The report said that the Indian government arrested, filed complaints against, and launched criminal investigations into journalists and human rights advocates documenting religious persecution and violence, including Khurram Parvez, a prominent Muslim human rights advocate who has reported on abuses in Jammu and Kashmir.
According to the report the government also broadly targeted individuals documenting or sharing information about violence against Muslims, Christians, and other religious minorities; as one example, UAPA complaints were filed against individuals for tweeting about attacks on mosques in Tripura. It says that, in September, the United Nations (UN) High Commissioner for Human Rights stated that the “[o]ngoing use of the [UAPA] throughout India is worrying, with [the Muslim-majority state of] Jammu and Kashmir having among the highest number of cases in the country.”

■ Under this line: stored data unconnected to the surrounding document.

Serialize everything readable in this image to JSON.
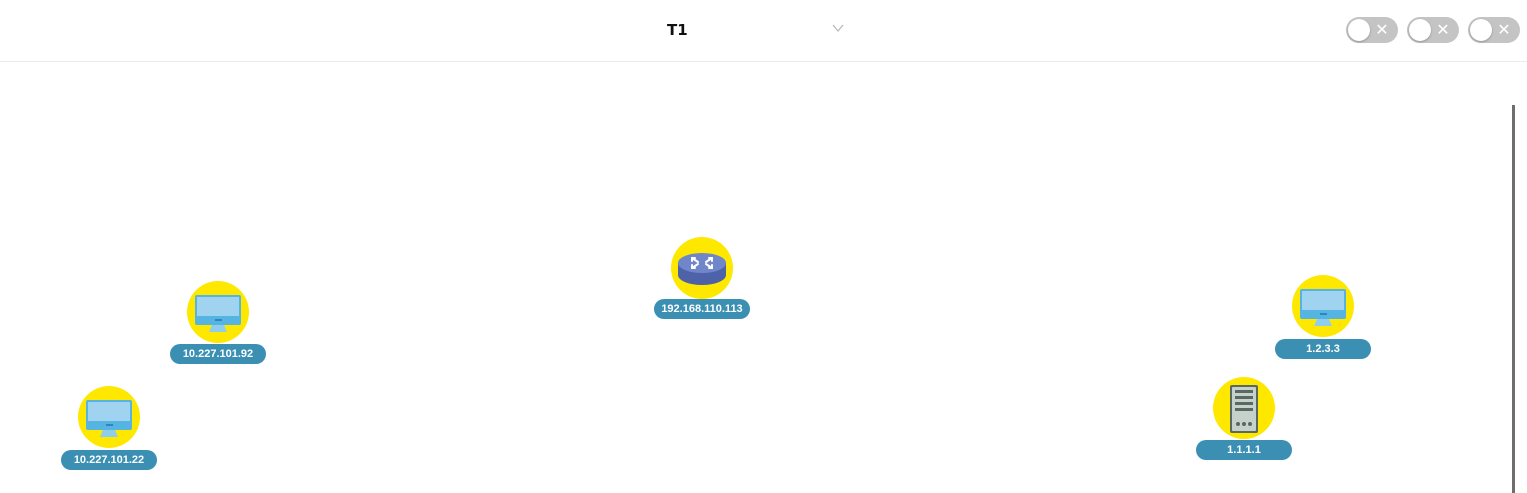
{
  "toolbar": {
    "topology_select": {
      "value": "T1"
    },
    "toggles": [
      {
        "state": "off",
        "off_glyph": "✕"
      },
      {
        "state": "off",
        "off_glyph": "✕"
      },
      {
        "state": "off",
        "off_glyph": "✕"
      }
    ]
  },
  "colors": {
    "node_disc": "#ffe800",
    "label_bg": "#3a8fb3",
    "label_text": "#ffffff",
    "toggle_off": "#c4c4c4"
  },
  "nodes": [
    {
      "id": "router",
      "ip": "192.168.110.113",
      "icon": "router-icon"
    },
    {
      "id": "pc1",
      "ip": "10.227.101.92",
      "icon": "desktop-computer-icon"
    },
    {
      "id": "pc2",
      "ip": "10.227.101.22",
      "icon": "desktop-computer-icon"
    },
    {
      "id": "pc3",
      "ip": "1.2.3.3",
      "icon": "desktop-computer-icon"
    },
    {
      "id": "server",
      "ip": "1.1.1.1",
      "icon": "server-icon"
    }
  ]
}
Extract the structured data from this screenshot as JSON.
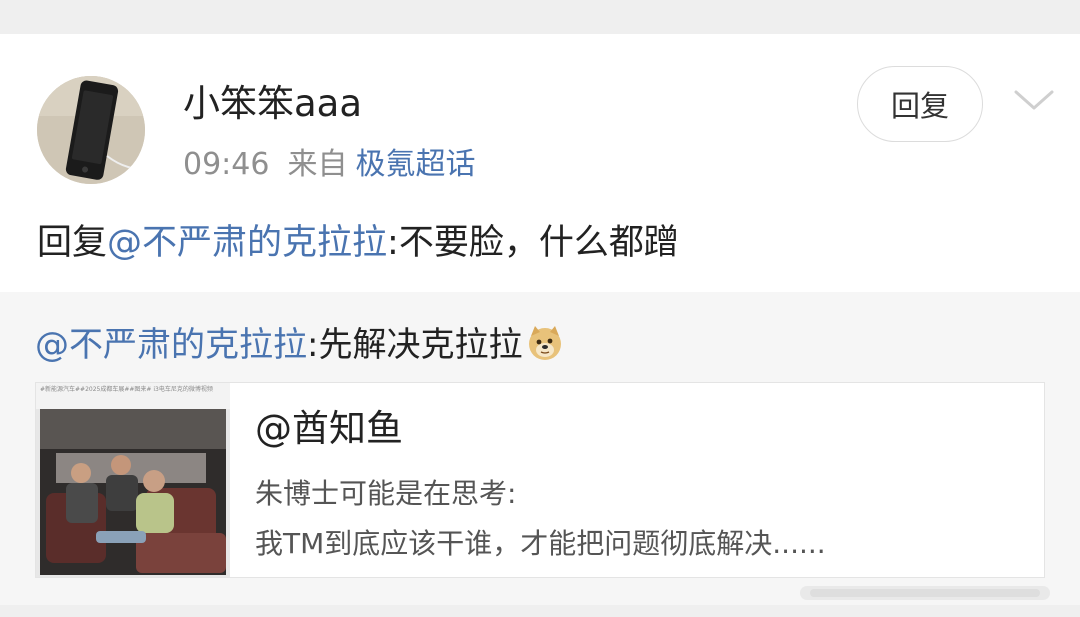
{
  "post": {
    "username": "小笨笨aaa",
    "time": "09:46",
    "source_prefix": "来自",
    "source_topic": "极氪超话",
    "reply_button": "回复",
    "comment_prefix": "回复",
    "comment_mention": "@不严肃的克拉拉",
    "comment_text": ":不要脸，什么都蹭"
  },
  "quoted": {
    "mention": "@不严肃的克拉拉",
    "text": ":先解决克拉拉",
    "emoji_icon": "doge-emoji-icon"
  },
  "card": {
    "title": "@酋知鱼",
    "line1": "朱博士可能是在思考:",
    "line2": "我TM到底应该干谁，才能把问题彻底解决......",
    "thumbnail_caption": "#新能源汽车##2025成都车展##图来# i3电车尼克的微博视频"
  },
  "colors": {
    "link": "#4a74b0",
    "meta": "#8f8f8f",
    "quote_bg": "#f6f6f6"
  },
  "icons": {
    "chevron": "chevron-down-icon"
  }
}
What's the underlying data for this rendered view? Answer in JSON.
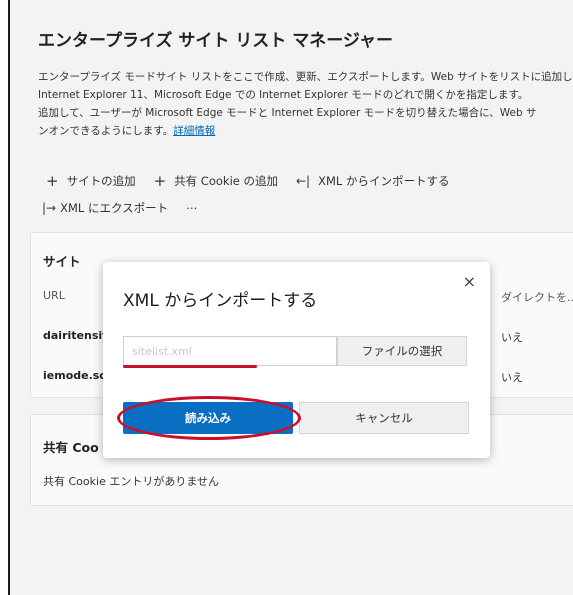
{
  "header": {
    "title": "エンタープライズ サイト リスト マネージャー",
    "description_1": "エンタープライズ モードサイト リストをここで作成、更新、エクスポートします。Web サイトをリストに追加し",
    "description_2": "Internet Explorer 11、Microsoft Edge での Internet Explorer モードのどれで開くかを指定します。",
    "description_3": "追加して、ユーザーが Microsoft Edge モードと Internet Explorer モードを切り替えた場合に、Web サ",
    "description_4": "ンオンできるようにします。",
    "learn_more": "詳細情報"
  },
  "toolbar": {
    "add_site": "サイトの追加",
    "add_cookie": "共有 Cookie の追加",
    "import_xml": "XML からインポートする",
    "export_xml": "XML にエクスポート",
    "more": "⋯"
  },
  "sites_card": {
    "title": "サイト",
    "columns": {
      "url": "URL",
      "redirect": "ダイレクトを..."
    },
    "rows": [
      {
        "url": "dairitensit",
        "redirect": "いえ"
      },
      {
        "url": "iemode.sc",
        "redirect": "いえ"
      }
    ]
  },
  "cookies_card": {
    "title": "共有 Coo",
    "empty": "共有 Cookie エントリがありません"
  },
  "dialog": {
    "title": "XML からインポートする",
    "file_placeholder": "sitelist.xml",
    "choose_file": "ファイルの選択",
    "load": "読み込み",
    "cancel": "キャンセル",
    "close": "×"
  },
  "icons": {
    "plus": "+",
    "import_arrow": "←|",
    "export_arrow": "|→"
  },
  "colors": {
    "primary": "#0a6fc2",
    "highlight": "#c8102e",
    "link": "#0067b8"
  }
}
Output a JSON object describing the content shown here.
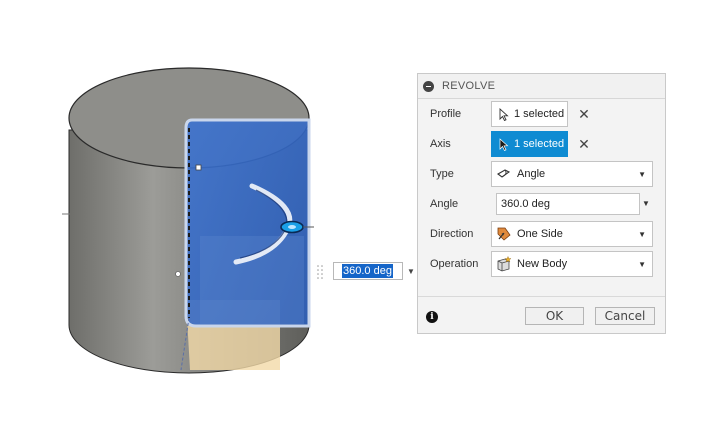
{
  "canvas": {
    "angle_input_value": "360.0 deg"
  },
  "dialog": {
    "title": "REVOLVE",
    "profile": {
      "label": "Profile",
      "value": "1 selected",
      "clear": "✕"
    },
    "axis": {
      "label": "Axis",
      "value": "1 selected",
      "clear": "✕"
    },
    "type": {
      "label": "Type",
      "value": "Angle"
    },
    "angle": {
      "label": "Angle",
      "value": "360.0 deg"
    },
    "direction": {
      "label": "Direction",
      "value": "One Side"
    },
    "operation": {
      "label": "Operation",
      "value": "New Body"
    },
    "ok_label": "OK",
    "cancel_label": "Cancel",
    "info_glyph": "i"
  },
  "colors": {
    "selection_blue": "#0f8bd2",
    "profile_face": "#2f68c8",
    "body_gray": "#8b8b87"
  }
}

“The government erected hurdles against the licensure and receipt of international funding by religious and charitable nongovernmental organizations (NGOs) under the Foreign Contribution (Regulation) Act (FCRA), significantly impacting religious communities. Numerous groups that document religious freedom violations or aid marginalised religious communities have been forced to shut down operations in the country given the restrictions under FCRA that regulate access to and reporting on foreign funds and prohibit their receipt for any activities purportedly ‘detrimental to the national interest’.”
The report found that at the close of 2021, the licenses of nearly 6,000 organisations, including religious and humanitarian organisations such as Missionaries of Charity and Oxfam India, were not renewed under the FCRA (after an outcry, Missionaries of Charity’s license was renewed in January 2022).
“Government action, including the continued enforcement of anti-conversion laws against non-Hindus, has created a culture of impunity for nationwide campaigns of threats and violence by mobs and vigilante groups, including against Muslims and Christians accused of conversion activities. Anti-conversion laws have increasingly focused on interfaith relationships. Existing laws in approximately one-third of India’s 28 states limit or prohibit religious conversion. Since 2018 (and continuing in 2021), multiple states have introduced and enacted laws or revised existing anti-conversion laws to target and/or criminalise interfaith marriages. Public notice requirements for interfaith marriages have at times facilitated violent reprisals against couples. Authorities also assisted, if not encouraged, the targeting by non-state actors of interfaith couples, converts, their families, and their religious communities in an effort to prevent interfaith marriages.”, the USCIRF report says.
“National, state, and local governments demonised and attacked the conversion of Hindus to Christianity or Islam. In October 2021, Karnataka’s government ordered a survey of churches and priests in the state and authorised police to conduct a door-to-door inspection to find Hindus who have converted to Christianity. In June 2021, Yogi Adityanath, chief minister of Uttar Pradesh, warned that he would invoke the National Security Act, which allows for the detention of anyone acting in any manner that threatens the security of state, and that he would also deploy a team of over 500 officials to counter those (including, by his account, children) who were carrying out conversion activities.”, according to the report.
USCIRF urged the US State Department to raise religious freedom issues in the US-India bilateral relationship and highlight concerns through hearings, briefings and letters.